When the Rangers needed the heroics most, they fell short as the St. Louis Cardinals took Game 7 of the 2011 World Series 6-2 and earned the right to be called World Series Champions.

As a small consolation, Texas baseball fans can be glad that one of the Lone Star State’s former favorite sons, longtime Houston Astros first baseman and outfielder Lance Berkman earned a much deserved World Series ring. The MVP of the ’11 Series, David Freese, may have grown up in the greater St. Louis area, but he was born in Texas (Corpus Christi).

A look at the statistics tells the tale for the Rangers real well. They had six more at-bats than the Cardinals (236 to 230), four more hits (60 to 50), one more home run (nine to eight), and the only stolen base of the series. Texas even had the higher batting average of the two (.254 to .243).
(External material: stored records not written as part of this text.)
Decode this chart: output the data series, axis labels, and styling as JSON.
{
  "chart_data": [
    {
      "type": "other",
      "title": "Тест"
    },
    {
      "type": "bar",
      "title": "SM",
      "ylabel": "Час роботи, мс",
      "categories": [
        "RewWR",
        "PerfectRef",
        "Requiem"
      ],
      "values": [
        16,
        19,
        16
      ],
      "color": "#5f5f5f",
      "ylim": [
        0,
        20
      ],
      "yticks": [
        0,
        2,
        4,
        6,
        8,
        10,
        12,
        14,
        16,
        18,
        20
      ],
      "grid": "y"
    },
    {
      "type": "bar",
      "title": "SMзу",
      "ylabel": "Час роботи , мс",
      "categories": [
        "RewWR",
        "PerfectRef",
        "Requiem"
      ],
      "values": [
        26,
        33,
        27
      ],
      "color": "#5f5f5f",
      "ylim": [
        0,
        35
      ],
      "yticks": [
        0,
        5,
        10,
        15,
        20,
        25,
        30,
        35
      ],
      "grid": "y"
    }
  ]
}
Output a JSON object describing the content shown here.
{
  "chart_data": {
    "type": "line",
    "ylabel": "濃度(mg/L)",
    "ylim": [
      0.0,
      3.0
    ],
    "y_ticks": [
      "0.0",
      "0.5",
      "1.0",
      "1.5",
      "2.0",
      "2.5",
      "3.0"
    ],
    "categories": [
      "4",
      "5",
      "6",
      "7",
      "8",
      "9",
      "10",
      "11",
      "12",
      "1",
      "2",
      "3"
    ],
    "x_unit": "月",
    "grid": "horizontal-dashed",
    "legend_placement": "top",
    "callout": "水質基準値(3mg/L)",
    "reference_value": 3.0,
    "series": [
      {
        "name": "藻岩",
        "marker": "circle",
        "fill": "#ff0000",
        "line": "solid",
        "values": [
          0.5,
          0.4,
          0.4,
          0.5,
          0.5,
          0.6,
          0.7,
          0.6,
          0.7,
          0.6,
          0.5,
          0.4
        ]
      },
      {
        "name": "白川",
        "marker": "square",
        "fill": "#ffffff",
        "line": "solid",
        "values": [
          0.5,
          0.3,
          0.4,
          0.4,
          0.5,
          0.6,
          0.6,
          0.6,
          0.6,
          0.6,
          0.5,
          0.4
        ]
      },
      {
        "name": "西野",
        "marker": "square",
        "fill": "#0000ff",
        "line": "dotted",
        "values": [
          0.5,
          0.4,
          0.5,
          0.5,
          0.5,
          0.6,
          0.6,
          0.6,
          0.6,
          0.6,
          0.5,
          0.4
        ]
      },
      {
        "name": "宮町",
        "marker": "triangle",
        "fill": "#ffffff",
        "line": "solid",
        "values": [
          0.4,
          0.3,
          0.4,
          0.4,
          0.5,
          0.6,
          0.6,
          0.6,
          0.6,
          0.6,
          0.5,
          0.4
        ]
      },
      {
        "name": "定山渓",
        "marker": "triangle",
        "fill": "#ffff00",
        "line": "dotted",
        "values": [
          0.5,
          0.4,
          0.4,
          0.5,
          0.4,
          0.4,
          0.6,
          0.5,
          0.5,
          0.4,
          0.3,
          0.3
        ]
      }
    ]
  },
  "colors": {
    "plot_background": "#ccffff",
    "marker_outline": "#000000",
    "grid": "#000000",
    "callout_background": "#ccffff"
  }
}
However, the Cardinals led in the categories that mattered most scoring more runs(38 to 30), more RBIs (36 to 30), had a higher on-base percentage (.366 to .326; largely thanks to the Rangers issuing 15 more walks during the Series). In the end, the Cardinals made more with what they had.

"I just told them they're champions, which I believe," Texas manager Ron Washington said. "Someone has to win, someone has to lose and the Cardinals did it. ... They were the better team. They are the world champions. All we can do is come back next year and commit ourselves to it, like they did this year."

Next year; two words that no player likes to hear or utter, but that is all the Texas Rangers have until just that. Next year.